As I alluded to on Tuesday, we had a security incident at work over the July Fourth weekend, so we’ve been spending all week cleaning up after that. There’s a statement about it on my company’s blog. I won’t link to it here, since I don’t necessarily want this post to show up in searches or referral logs related to it. (I’m not going to post anything I shouldn’t be posting, and I don’t know enough about the details to say much anyway, but just in case…)
On Tuesday, we were told to just stay home and chill, basically. They didn’t give us any real info on what happened, so that was basically just a “snow day,” as I mentioned in my last post. On Wednesday, they had made enough progress with the initial mitigation that we could start working on our disaster recovery. So, since then, it’s been a lot of “hurry up and wait” work, where servers are getting restored or rebuilt, scanned, released, and then we can do final setup and testing. I’ve been in the office Wednesday and Thursday, but I’m hoping I can get away with working from home today.
There are a lot of people working very hard on this. For me, I’m primarily a programmer, with only limited admin responsibilities. There are only two servers that I’m “officially” responsible for (out of hundreds total across the company), so mostly I’m just waiting on other stuff, answering questions, and helping out where I can. I feel a little guilty, knowing that some people are sleeping in their offices while I’m going home and sleeping in my own bed, but of course there’s not much I can do to help those folks, other than to stay out of their way.
I had a bunch of other stuff to say about this, but I think I’ll just say that I think we’re doing a pretty good job of handling this thing. Everyone has been calm and professional through it all, at least from my limited vantage point.
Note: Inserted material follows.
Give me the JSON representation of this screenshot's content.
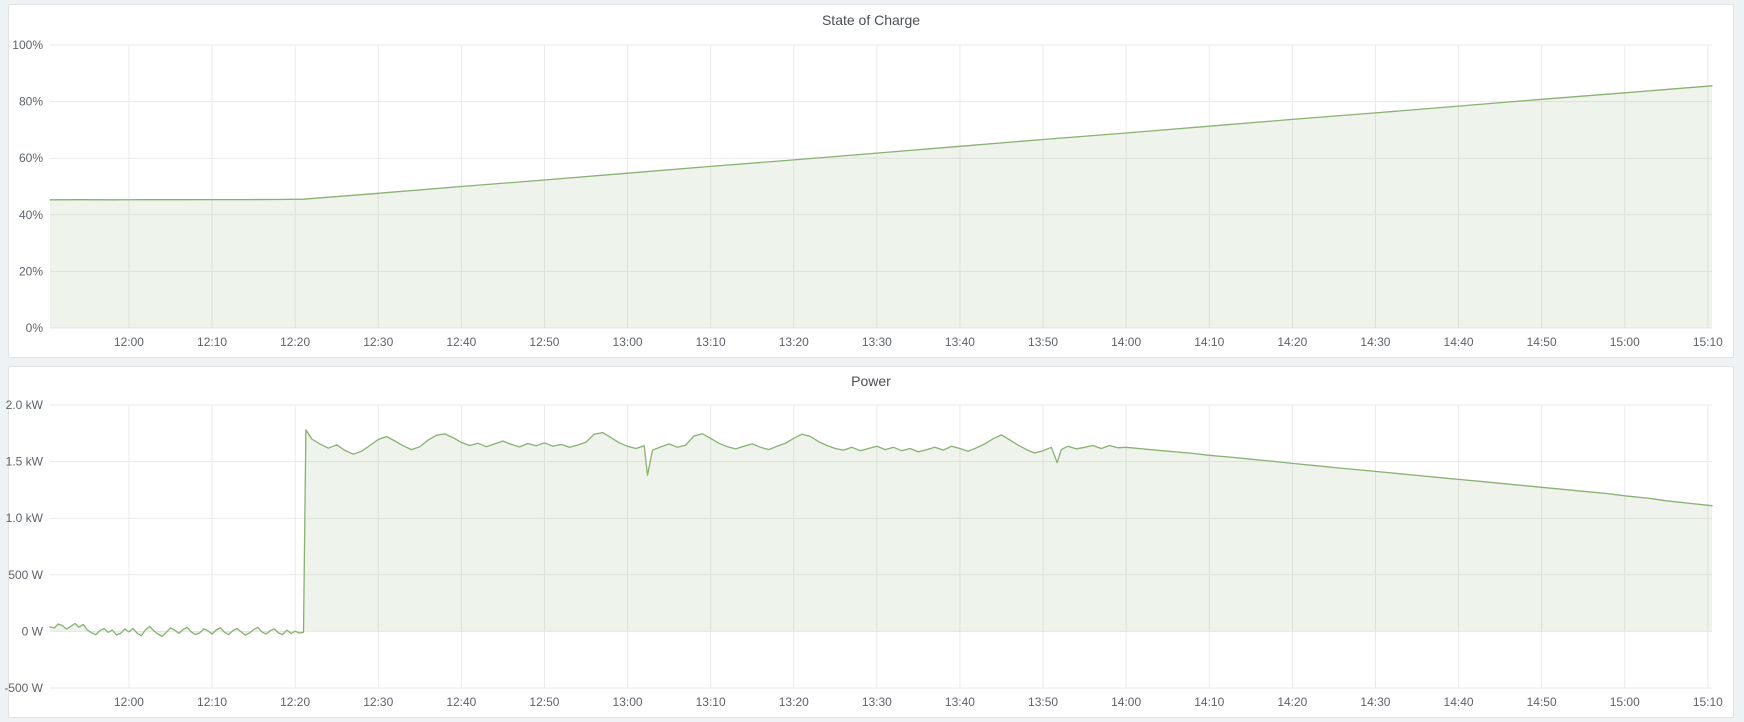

There’s still a lot of work to do, but we’re making steady progress.
Purely by coincidence, I read an article in Communications of the ACM last week that talked about the best way to handle outages in IT. The article is more about unintentional errors that cause outages, rather than security incidents, but there’s a lot in common. I like the idea that “DevOps celebrates mistakes.” I hope that, when we’re back up & running, we’ll get a good postmortem on this that we can learn from.